Three teams of middle school students from Ohio, Florida, and Pennsylvania have been named national winners in the inaugural year of the Bright Schools Competition. The competition is a collaborative effort of the National Sleep Foundation (NSF) and the National Science Teachers Association (NSTA) that encourages students in grades 6-8 to explore the correlation between light and sleep and how it influences student health and performance. The students were chosen among 170 teams, made up of nearly 550 students from 63 schools. The winning projects include:

Drowsy Driving

The first-place team from Gahanna Middle School East in Gahanna, Ohio, proposed the DriverLight device. After identifying drowsy driving as a problem in their community, the DriverLight team created a device that monitors a user’s heart rate to detect when a driver becomes drowsy. The device responds by sounding an alarm and emitting blue light to keep the driver awake. The team also launched an awareness campaign to educate others in their community. View the student-produced video here.

Controlling Light for Better Sleep

The second-place team from Pine View Middle School in Land O’Lakes, Fla, explored the effects of blue light, which is emitted from electronic devices, and its effect on sleep. The iLUMENate student prototype uses a wearable light tracker, a cell phone app, and a smart home system to monitor the amount of light a user receives throughout the day. The smart home system then uses data from the wearable to adjust the user’s environment to provide the right amount of blue light exposure at the right time of day. View the student-produced video here.

Solutions to Light in School

The third place team also addressed the effects of blue light and sleep. Middle school students from Arcola Intermediate School in Eagleville, Pa, were inspired by new LED lighting installed in their school. The team proposed an experiment to discover the ideal amount of blue light exposure for teenagers, so that it resets the circadian rhythm without negatively affecting the amount of sleep they receive at night. The students also explored solutions to control the lighting in their school, including filters on LED lighting, timers to control light exposure, and protective eyewear to filter blue light. View the student-produced video here.

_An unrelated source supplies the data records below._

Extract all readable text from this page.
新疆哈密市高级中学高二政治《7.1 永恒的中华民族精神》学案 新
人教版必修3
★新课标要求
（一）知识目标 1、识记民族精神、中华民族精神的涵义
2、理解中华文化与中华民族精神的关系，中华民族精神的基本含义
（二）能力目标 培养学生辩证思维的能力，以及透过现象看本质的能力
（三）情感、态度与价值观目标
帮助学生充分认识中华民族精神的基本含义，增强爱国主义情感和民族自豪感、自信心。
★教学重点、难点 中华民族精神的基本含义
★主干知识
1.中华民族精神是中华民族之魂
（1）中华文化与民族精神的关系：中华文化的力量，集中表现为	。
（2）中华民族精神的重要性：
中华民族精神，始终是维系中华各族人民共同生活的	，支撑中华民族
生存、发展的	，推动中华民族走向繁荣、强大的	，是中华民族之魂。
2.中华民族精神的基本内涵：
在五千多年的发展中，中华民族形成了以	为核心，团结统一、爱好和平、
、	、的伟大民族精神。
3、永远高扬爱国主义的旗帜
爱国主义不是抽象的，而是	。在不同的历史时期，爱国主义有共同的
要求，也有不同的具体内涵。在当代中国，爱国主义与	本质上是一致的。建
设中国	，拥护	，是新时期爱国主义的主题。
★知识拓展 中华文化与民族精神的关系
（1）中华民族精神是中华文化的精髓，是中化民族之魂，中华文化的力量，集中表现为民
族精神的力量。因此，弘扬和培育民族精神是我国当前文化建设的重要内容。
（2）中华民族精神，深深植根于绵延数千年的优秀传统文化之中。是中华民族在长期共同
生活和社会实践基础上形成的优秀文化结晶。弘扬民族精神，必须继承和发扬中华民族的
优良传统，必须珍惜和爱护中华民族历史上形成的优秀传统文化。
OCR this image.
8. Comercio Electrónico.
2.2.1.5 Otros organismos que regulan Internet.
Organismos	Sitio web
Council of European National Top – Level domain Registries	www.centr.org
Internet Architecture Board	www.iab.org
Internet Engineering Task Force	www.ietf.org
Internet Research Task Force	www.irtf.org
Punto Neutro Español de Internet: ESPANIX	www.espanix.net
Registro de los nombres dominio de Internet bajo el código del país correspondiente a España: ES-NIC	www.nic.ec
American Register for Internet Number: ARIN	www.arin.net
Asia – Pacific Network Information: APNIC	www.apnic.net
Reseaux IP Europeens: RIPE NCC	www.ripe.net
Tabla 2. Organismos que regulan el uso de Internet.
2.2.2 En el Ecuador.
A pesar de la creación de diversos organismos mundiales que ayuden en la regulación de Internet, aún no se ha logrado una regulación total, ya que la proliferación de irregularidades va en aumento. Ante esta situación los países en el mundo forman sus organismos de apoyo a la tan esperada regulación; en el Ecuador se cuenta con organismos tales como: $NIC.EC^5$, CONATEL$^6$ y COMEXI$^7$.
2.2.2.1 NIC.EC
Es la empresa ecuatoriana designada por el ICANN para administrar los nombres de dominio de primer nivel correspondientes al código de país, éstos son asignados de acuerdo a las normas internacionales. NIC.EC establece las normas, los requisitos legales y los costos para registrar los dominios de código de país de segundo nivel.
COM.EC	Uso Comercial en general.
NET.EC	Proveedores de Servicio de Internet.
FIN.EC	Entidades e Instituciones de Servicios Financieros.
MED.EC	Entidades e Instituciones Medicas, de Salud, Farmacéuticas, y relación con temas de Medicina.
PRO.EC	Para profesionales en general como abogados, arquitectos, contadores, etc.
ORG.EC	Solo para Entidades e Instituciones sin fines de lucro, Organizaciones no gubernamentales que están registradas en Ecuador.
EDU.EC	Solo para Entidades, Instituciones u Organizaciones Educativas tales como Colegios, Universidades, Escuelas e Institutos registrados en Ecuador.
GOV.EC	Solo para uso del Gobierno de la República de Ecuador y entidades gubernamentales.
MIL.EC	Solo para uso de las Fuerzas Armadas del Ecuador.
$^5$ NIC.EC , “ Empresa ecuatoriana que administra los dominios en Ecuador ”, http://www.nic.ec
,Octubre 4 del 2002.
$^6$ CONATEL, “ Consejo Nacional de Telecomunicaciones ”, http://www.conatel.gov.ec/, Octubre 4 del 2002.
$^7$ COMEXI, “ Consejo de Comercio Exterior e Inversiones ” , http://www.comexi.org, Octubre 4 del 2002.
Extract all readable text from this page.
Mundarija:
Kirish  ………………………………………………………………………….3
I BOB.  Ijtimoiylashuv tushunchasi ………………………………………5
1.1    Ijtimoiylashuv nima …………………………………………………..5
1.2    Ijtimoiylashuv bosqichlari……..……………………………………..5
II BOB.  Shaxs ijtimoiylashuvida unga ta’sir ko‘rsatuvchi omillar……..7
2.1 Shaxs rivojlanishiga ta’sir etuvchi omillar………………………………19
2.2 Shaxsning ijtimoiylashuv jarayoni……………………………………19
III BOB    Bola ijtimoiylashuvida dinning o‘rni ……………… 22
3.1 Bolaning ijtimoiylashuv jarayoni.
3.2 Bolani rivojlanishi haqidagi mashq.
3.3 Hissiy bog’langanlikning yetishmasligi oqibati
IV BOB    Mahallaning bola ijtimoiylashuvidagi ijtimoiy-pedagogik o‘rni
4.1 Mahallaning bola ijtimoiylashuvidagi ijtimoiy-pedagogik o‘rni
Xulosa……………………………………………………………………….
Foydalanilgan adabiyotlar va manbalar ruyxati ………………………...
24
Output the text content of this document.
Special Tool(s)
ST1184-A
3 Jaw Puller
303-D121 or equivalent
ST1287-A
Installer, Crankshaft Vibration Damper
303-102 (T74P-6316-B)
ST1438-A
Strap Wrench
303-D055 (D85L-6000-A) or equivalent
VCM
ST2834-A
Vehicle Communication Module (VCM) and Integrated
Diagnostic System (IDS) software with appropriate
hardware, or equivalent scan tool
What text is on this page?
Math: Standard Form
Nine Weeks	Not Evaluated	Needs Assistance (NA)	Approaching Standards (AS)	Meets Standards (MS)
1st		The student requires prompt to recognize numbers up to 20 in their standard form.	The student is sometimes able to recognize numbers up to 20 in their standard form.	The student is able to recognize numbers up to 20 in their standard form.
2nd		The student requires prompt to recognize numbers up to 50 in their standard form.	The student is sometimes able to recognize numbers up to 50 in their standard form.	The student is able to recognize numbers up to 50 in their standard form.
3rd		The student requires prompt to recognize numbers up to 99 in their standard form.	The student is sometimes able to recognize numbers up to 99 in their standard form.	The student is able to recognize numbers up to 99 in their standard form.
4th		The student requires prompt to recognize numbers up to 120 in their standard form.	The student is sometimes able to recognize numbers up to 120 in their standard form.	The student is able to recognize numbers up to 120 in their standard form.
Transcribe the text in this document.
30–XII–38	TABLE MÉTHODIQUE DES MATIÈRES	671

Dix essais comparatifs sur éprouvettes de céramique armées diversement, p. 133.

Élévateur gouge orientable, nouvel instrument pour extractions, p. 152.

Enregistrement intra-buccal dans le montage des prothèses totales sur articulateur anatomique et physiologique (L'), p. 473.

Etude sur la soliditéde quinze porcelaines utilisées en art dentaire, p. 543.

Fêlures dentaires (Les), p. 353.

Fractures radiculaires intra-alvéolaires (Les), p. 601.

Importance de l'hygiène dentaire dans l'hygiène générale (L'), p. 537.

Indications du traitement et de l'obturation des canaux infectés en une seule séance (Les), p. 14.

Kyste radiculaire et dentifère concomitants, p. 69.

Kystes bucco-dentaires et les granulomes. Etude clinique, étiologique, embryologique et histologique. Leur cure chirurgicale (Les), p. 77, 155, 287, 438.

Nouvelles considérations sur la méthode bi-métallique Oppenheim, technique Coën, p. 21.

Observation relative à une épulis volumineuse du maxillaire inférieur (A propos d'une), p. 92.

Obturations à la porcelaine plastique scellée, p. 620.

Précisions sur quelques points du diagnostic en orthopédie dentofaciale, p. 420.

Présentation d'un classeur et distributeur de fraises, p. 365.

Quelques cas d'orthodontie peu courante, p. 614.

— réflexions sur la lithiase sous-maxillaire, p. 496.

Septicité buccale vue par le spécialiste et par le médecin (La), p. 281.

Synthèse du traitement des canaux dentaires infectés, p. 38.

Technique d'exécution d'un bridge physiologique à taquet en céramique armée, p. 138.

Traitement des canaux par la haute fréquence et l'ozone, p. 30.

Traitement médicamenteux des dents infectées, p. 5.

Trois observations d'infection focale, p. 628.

”The National Sleep Foundation congratulates our Bright Schools Competition inaugural year winners on their excellent projects,” says David Cloud, CEO of the National Sleep Foundation, in a release. “The projects reflect great understanding of the relationship between sleep, light, performance, and safety.”

Under the mentorship of an adult coach/teacher, teams of two to four students were asked to identify, investigate, and research an issue related to light and sleep as it pertains to their community and/or young adolescents. Using scientific inquiry or engineering design concepts, teams developed a prototype, created an awareness campaign, or wrote a research proposal for the competition. Each team submitted a written report detailing their project along with a three-minute video showcasing their investigation. Projects were evaluated on the basis of several criteria, including scientific accuracy, innovativeness, and potential impact. Last month, 50 national finalists were named. Of those finalists, judges chose first-, second, and third-place teams.

“These winning students not only explored important science concepts related to light and sleep, they identified problems and developed possible solutions to critical issues, such as driving safely,” says NSTA executive director David Evans, PhD. “This new competition allowed these winning teams, and the hundreds of other teams who competed, to also work together as a team and learn key communications and research skills.”

Students on the first-place national winning team will each receive a cash prize of $5,000; second place students will receive $2,500; and third-place students will receive $1,500. The coach/teacher of the first place team will also receive a prize package, including Vernier Middle School Probeware, an all-expense paid trip to an NSTA conference, and membership to NSTA. The second-place coach/teacher will receive an all-expense paid trip to an NSTA conference and membership to NSTA, and the third-place coach/teacher will receive membership to NSTA and a $500 gift certificate to use in the NSTA Science Store.